In summary, although these examples seem contrived, they certainly are not. These type of attacks can and do occur. I have witnessed and performed very tactical exploitation of business targets in my work on both the defensive and offensive side of information security. There are entire “red teams” that get paid to do this legally in order to test corporate defenses, usually without the IT staff even knowing. These legitimately paid attackers generally have a tremendous amount of skill and are rarely detected or caught. They consider themselves a failure if they cannot get access to the highest valued targets, which could be a senior executive’s email.
A friend of mine once mentioned an interesting occurrence on an international flight. He was writing some penetration testing# tools and decided to debug them on the way. He was writing a new wireless (WiFi) sniffing and interception tool. In his testing, the tool would pretend to be a common WiFi HotSpot, like “Free Internet”, or “Starbucks”. Most computers automatically connect to previously named HotSpots, so if anyone on the flight had their WiFi turned on, he would be able to get them to connect and see their data. As luck would have it, a few computers connected. One of the computers was more interesting than the rest and kept trying to reach a corporate email server to send an unsent email from Outlook. His tool was designed to appear like the email server and accept any email. On this test, the emails he received detailed a proposed acquisitions deal. That’s not something you want getting out too early!

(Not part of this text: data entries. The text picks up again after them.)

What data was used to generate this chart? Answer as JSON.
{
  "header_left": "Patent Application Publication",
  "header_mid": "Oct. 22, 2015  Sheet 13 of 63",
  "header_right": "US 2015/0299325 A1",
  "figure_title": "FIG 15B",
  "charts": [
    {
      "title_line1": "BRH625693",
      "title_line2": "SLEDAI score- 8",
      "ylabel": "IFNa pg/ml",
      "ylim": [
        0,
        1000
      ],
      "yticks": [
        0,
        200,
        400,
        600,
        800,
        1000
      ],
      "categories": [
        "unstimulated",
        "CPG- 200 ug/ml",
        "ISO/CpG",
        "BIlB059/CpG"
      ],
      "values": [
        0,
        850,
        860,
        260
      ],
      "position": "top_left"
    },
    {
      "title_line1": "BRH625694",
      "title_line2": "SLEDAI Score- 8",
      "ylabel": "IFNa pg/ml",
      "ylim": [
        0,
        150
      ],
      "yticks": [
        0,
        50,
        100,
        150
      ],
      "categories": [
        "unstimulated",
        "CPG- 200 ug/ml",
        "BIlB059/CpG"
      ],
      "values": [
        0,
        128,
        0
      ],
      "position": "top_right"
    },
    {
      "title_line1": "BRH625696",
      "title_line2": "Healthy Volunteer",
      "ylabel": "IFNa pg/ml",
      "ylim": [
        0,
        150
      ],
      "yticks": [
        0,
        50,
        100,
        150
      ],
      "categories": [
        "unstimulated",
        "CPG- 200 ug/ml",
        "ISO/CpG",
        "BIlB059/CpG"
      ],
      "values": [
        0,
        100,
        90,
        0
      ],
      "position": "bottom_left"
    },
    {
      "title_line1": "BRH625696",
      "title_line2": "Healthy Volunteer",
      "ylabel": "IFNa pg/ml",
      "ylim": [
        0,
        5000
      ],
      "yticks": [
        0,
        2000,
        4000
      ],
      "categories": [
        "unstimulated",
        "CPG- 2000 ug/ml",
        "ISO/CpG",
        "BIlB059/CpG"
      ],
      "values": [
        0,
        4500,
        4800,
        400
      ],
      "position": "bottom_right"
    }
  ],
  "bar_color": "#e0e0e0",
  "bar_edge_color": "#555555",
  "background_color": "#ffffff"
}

Many proficient security experts leverage new methods of attack that have never before been made public, just to gain access and get paid. Now that you know this, what will you do? Maybe you already knew all this? Either way, it may give you some ideas about how to play the game of competitive intelligence a little bit differently, especially if you are operating in the grey area. At the very least, you might have some insight into how to protect yourself or be more cautious in the future. Stay safe.